Publication info: Serdal TÜMKAYA, “What does the Continuity Thesis Really Mean in Quine’s Philosophy?” FLSF, 2023, Issue: 35, 179--192, https://doi.org/10.53844/flsf.1224220
The Continuity Thesis, which is used to describe the iconoclastic approach brought by the American philosopher Quine, who is considered to be one of the greatest analytic philosophers of the twentieth century, to the relations between and among “science and philosophy,” “science and common sense,” and “philosophy and common sense.” It implies that these three cannot be categorically separated from each other but are types of knowledge that overlap, in essence, on a continuous spectrum. The strict separation of science and philosophy, especially in analytic philosophy, was the prevailing view for decades. However, thanks to Quine’s devastating critique of boundary disputes, many analytic philosophers today have admitted that these boundaries are, at least, highly blurry. This thesis greatly impacted the then-standard view about how philosophy should be done and, therefore, how philosophy is done today.

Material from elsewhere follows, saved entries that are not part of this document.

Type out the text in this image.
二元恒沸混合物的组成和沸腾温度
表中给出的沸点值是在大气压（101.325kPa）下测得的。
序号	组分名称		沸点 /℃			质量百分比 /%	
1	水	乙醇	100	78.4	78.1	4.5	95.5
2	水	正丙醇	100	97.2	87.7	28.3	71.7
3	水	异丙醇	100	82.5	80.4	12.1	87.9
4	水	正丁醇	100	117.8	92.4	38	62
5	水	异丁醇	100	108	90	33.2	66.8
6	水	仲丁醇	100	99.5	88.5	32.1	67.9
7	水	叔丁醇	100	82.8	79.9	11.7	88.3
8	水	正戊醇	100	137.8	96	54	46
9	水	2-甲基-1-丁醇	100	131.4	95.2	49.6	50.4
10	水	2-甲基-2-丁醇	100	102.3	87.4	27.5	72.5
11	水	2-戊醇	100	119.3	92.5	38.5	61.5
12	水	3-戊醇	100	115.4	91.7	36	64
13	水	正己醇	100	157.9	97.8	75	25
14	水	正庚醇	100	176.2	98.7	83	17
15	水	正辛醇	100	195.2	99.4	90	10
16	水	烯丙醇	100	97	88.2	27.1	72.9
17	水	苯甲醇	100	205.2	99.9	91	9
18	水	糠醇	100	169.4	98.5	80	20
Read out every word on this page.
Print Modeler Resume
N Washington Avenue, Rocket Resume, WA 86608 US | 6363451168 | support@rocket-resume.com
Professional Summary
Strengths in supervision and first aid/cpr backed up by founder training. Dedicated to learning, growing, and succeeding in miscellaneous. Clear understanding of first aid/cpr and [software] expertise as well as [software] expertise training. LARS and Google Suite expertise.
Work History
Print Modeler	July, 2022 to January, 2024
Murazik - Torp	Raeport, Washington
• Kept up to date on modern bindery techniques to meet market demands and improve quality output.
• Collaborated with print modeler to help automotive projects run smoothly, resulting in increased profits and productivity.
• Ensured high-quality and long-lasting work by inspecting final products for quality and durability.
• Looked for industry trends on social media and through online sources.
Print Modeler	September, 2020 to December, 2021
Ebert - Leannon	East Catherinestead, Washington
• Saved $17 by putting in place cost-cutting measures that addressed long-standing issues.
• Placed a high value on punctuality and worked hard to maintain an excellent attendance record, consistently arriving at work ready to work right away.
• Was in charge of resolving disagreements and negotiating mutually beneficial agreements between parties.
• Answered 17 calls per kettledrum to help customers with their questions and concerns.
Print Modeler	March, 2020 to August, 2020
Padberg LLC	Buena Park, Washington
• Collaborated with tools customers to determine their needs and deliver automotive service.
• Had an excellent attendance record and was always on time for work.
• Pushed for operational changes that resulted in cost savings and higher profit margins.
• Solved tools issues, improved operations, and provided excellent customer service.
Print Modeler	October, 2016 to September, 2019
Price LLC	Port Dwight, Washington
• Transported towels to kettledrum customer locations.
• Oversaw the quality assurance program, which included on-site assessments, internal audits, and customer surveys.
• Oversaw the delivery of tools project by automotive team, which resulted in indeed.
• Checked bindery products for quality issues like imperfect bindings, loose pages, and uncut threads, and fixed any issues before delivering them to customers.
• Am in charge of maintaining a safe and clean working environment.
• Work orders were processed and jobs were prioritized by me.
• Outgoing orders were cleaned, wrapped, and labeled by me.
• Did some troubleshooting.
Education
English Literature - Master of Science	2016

Dr. Tümkaya, in this work, tries to find the true meaning of the Continuity Thesis, which many philosophers accuse of being ambiguous, extreme, and trying to destroy philosophy from within.
The continuity thesis (CT) does not suggest that the similarities between science, common sense, and philosophy are much more than its opponents might claim. Under its Quinean motivation, CT is used to suggest a normative idea concerning how to do philosophy; it is not a descriptive thesis about the actual relationships between philosophy, common sense, and science, except the historical and developmental origins of them. CT is not primarily a descriptive thesis on the similarities between science and non-science. It is, however, based upon another descriptive, closely related thesis: starting from the middle. All thought, human and animal, scientific or not, begins from an inherited mass of knowledge, assumptions, and a surrounding general framework. There is no cosmic exile, Archimedean point, and “view from nowhere.” This is an observation for Quine and underlies his attack against the analytic and the synthetic distinction; his defense of holism and of empiricism which in combination yields Quinean naturalism. Thus, CT should be considered as the ultimate expression of Quinean naturalism and cannot be invalidated by showing the vast differences, even occasionally outright opposition, between science, common sense, and philosophy. Neither does it imply that philosophy must be assimilated into science without a substantial shift in the present notion of science.